1. Enrichment efforts begin with reviewing any reference material provided with the CVE record and assigns appropriate reference tags. This helps organize the various data sources to help researchers find the relevant information for their needs. Enrichment efforts also include manual searches of the internet to ensure that any other available and relevant information is used for the enrichment process. NVD enrichment efforts only use publicly available materials in the enrichment process.
2. A common weakness enumeration (CWE) identifier is assigned that categorizes the vulnerability. NVD enrichment efforts use a subset of the full list of CWEs that best represents the distribution of specific types of vulnerabilities. This subset is known as the CWE-1003 view and was created through coordination with the MITRE CWE team.
3. CVSS V3.1 exploitability and impact metrics are assigned based on publicly available information and the guidelines of the specification if a CVSS score has not already been assigned. If an existing score is noticed to not be supported by CVSS guidelines or publicly available information while performing other enrichment activities, an enrichment team member may choose to provide a score. Users of NVD data may also request the NVD to provide a score.
4. A Common Platform Enumeration (CPE) Applicability Statement is associated with the vulnerability. The CPE match criteria are generated to identify potentially vulnerable software and/or hardware for the vulnerability. For example, an application may have several versions affected or must be running on a specific operating system to be vulnerable. Automated processes can reference match criteria within the applicability statements against the CPE dictionary to assist in identifying vulnerable products within an organization’s information system. Every effort is made to identify all vulnerable software, but gaps may exist and feedback is encouraged to improve this information.

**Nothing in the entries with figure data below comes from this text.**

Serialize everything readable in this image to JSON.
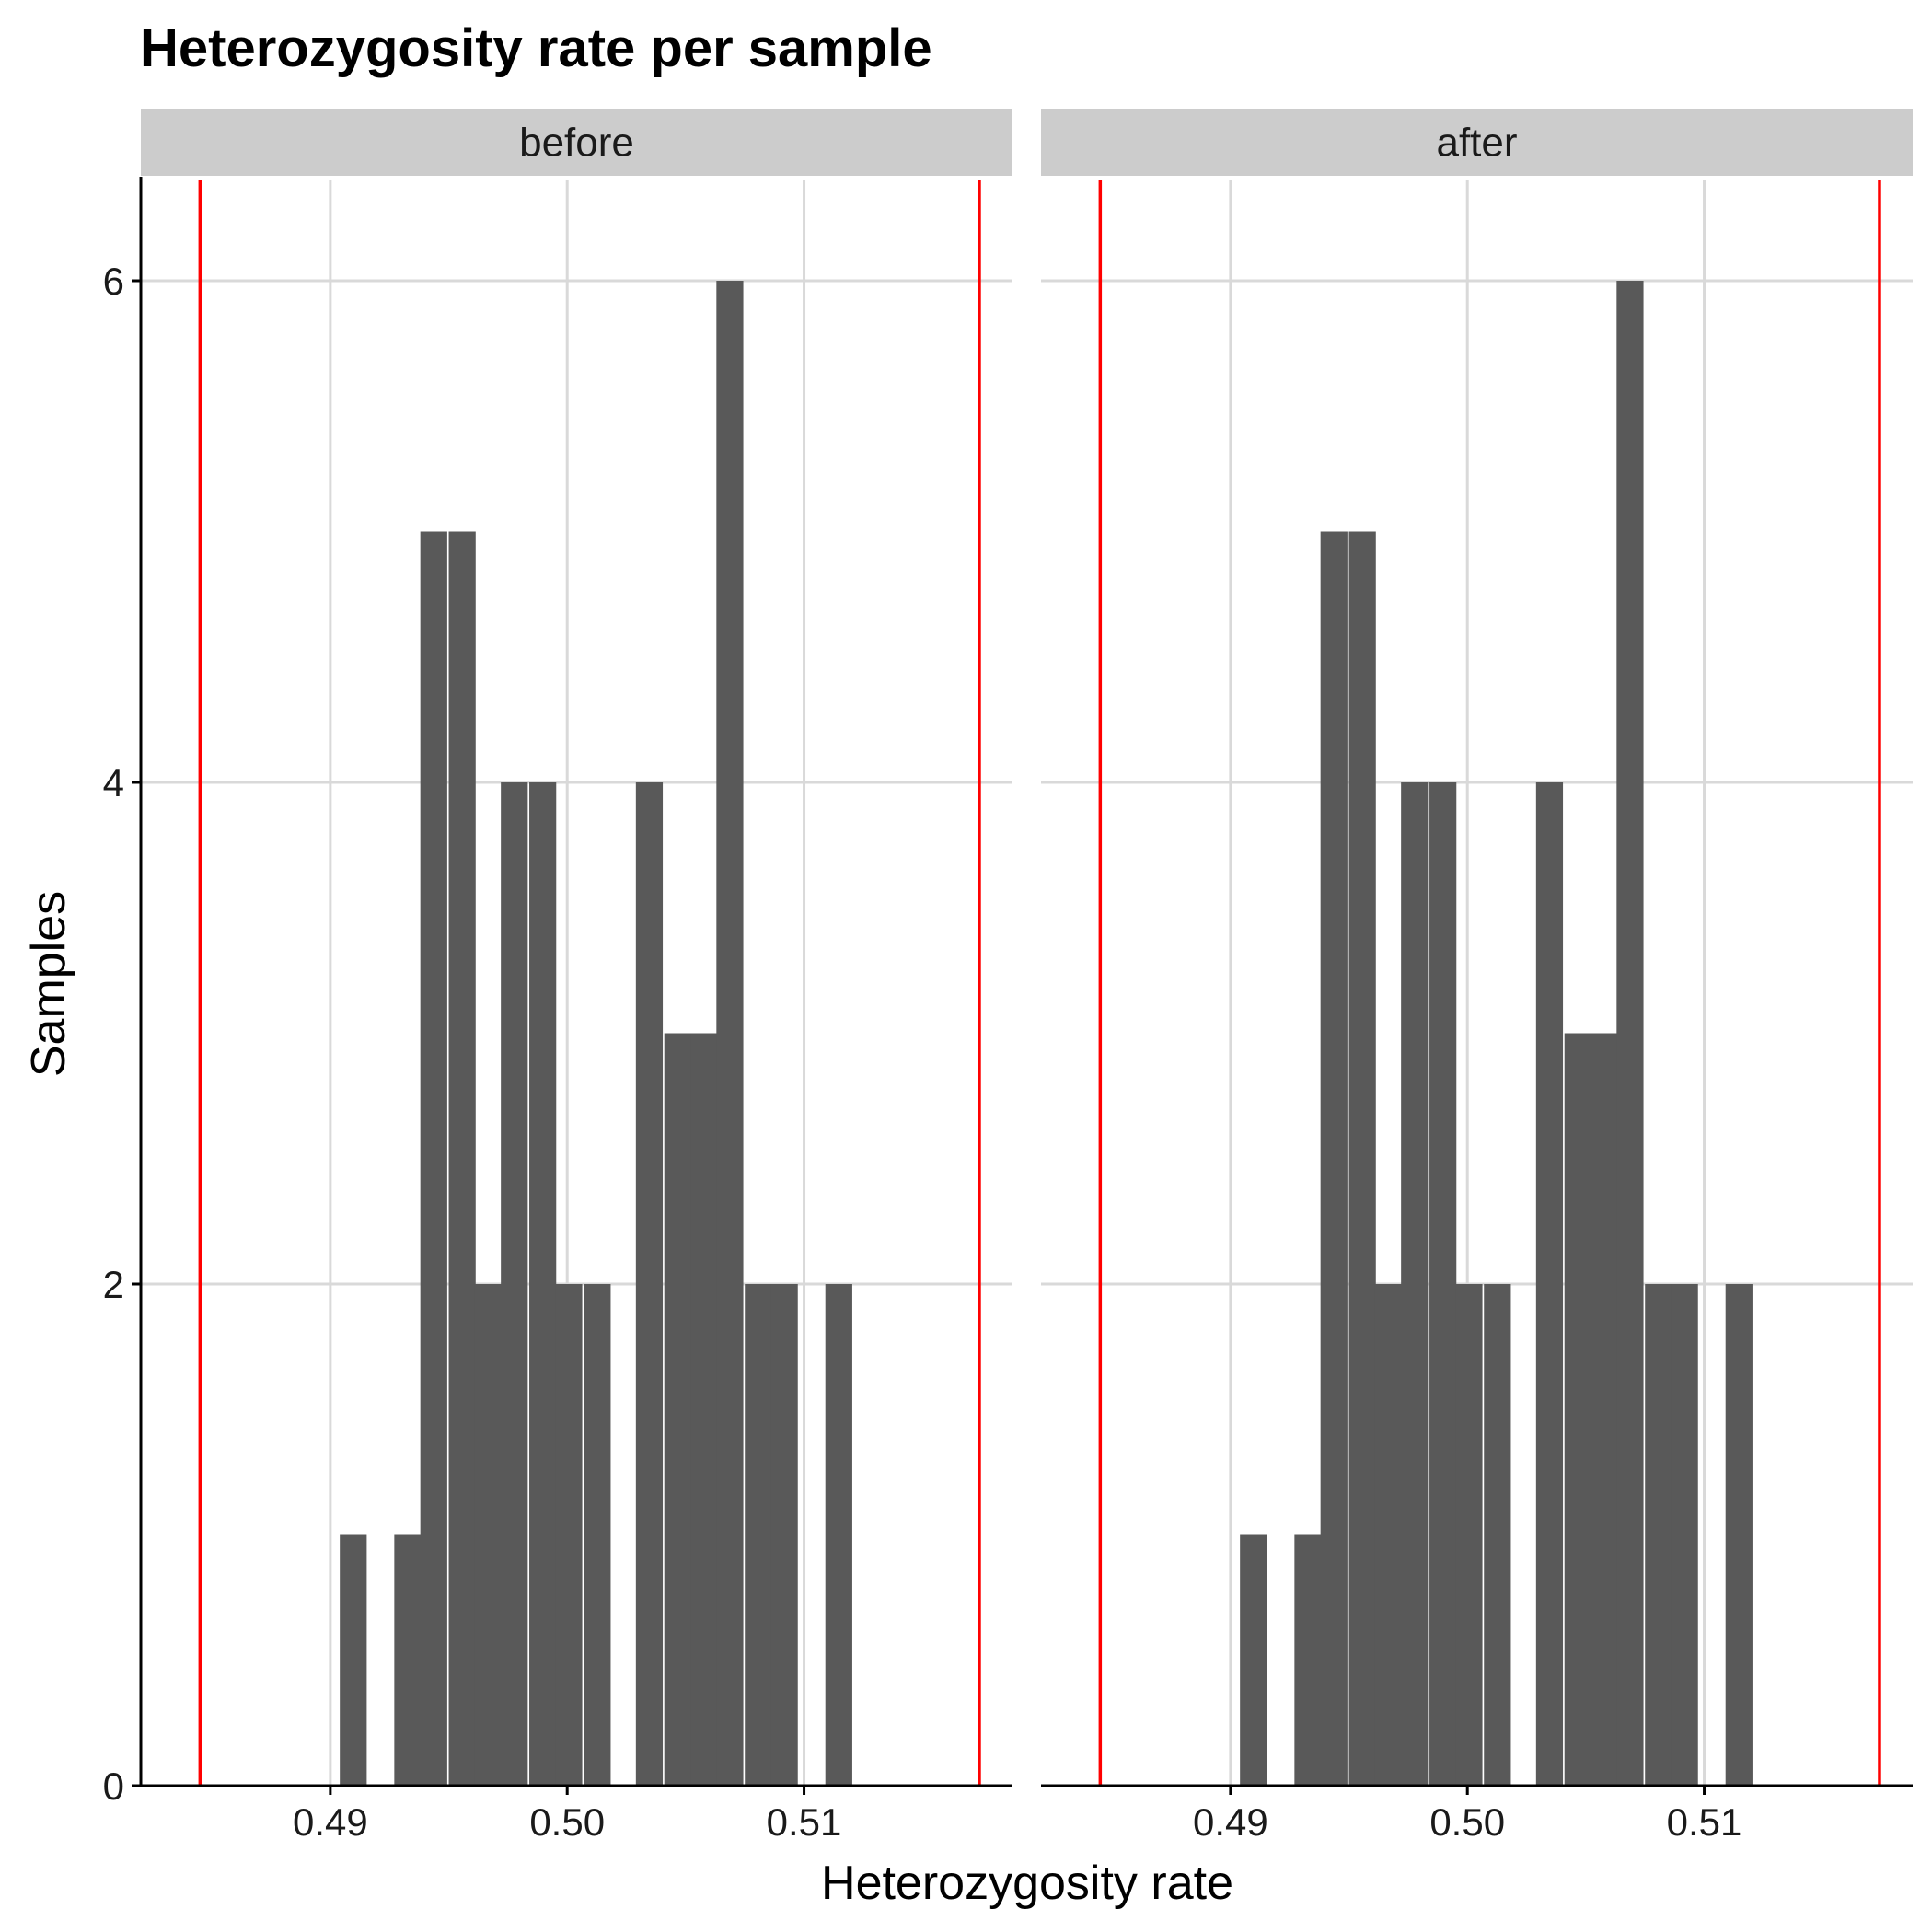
{
  "chart_data": {
    "type": "bar",
    "title": "Heterozygosity rate per sample",
    "xlabel": "Heterozygosity rate",
    "ylabel": "Samples",
    "xlim": [
      0.482,
      0.5188
    ],
    "ylim": [
      0,
      6.4
    ],
    "x_ticks": [
      0.49,
      0.5,
      0.51
    ],
    "x_tick_labels": [
      "0.49",
      "0.50",
      "0.51"
    ],
    "y_ticks": [
      0,
      2,
      4,
      6
    ],
    "y_tick_labels": [
      "0",
      "2",
      "4",
      "6"
    ],
    "grid": true,
    "bin_width": 0.001136,
    "bin_starts": [
      0.4904,
      0.4916,
      0.4927,
      0.4938,
      0.495,
      0.4961,
      0.4972,
      0.4984,
      0.4995,
      0.5007,
      0.5018,
      0.5029,
      0.5041,
      0.5052,
      0.5063,
      0.5075,
      0.5086,
      0.5097,
      0.5109
    ],
    "reference_lines": [
      0.4845,
      0.5174
    ],
    "panels": [
      {
        "name": "before",
        "counts": [
          1,
          0,
          1,
          5,
          5,
          2,
          4,
          4,
          2,
          2,
          0,
          4,
          3,
          3,
          6,
          2,
          2,
          0,
          2
        ]
      },
      {
        "name": "after",
        "counts": [
          1,
          0,
          1,
          5,
          5,
          2,
          4,
          4,
          2,
          2,
          0,
          4,
          3,
          3,
          6,
          2,
          2,
          0,
          2
        ]
      }
    ],
    "colors": {
      "bar": "#595959",
      "reference_line": "#ff0000",
      "grid": "#d9d9d9",
      "strip": "#cccccc"
    }
  }
}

5. Enrichment effort results are given a quality assurance check by another experienced team member prior to being published to the website and data feeds.

CVE Maintenance

Once a CVE is published and NVD enrichment is provided, additional maintenance or modifications may be made. References may be added or removed, descriptions may be updated, or a request may be made to have a set of CVE IDs reorganized (such as one CVE ID being split into several). Furthermore, the validity of an individual CVE ID can be disputed by the vendor. The NVD always appreciates and encourages feedback from the community to keep the dataset and CPE Dictionary accurate and current.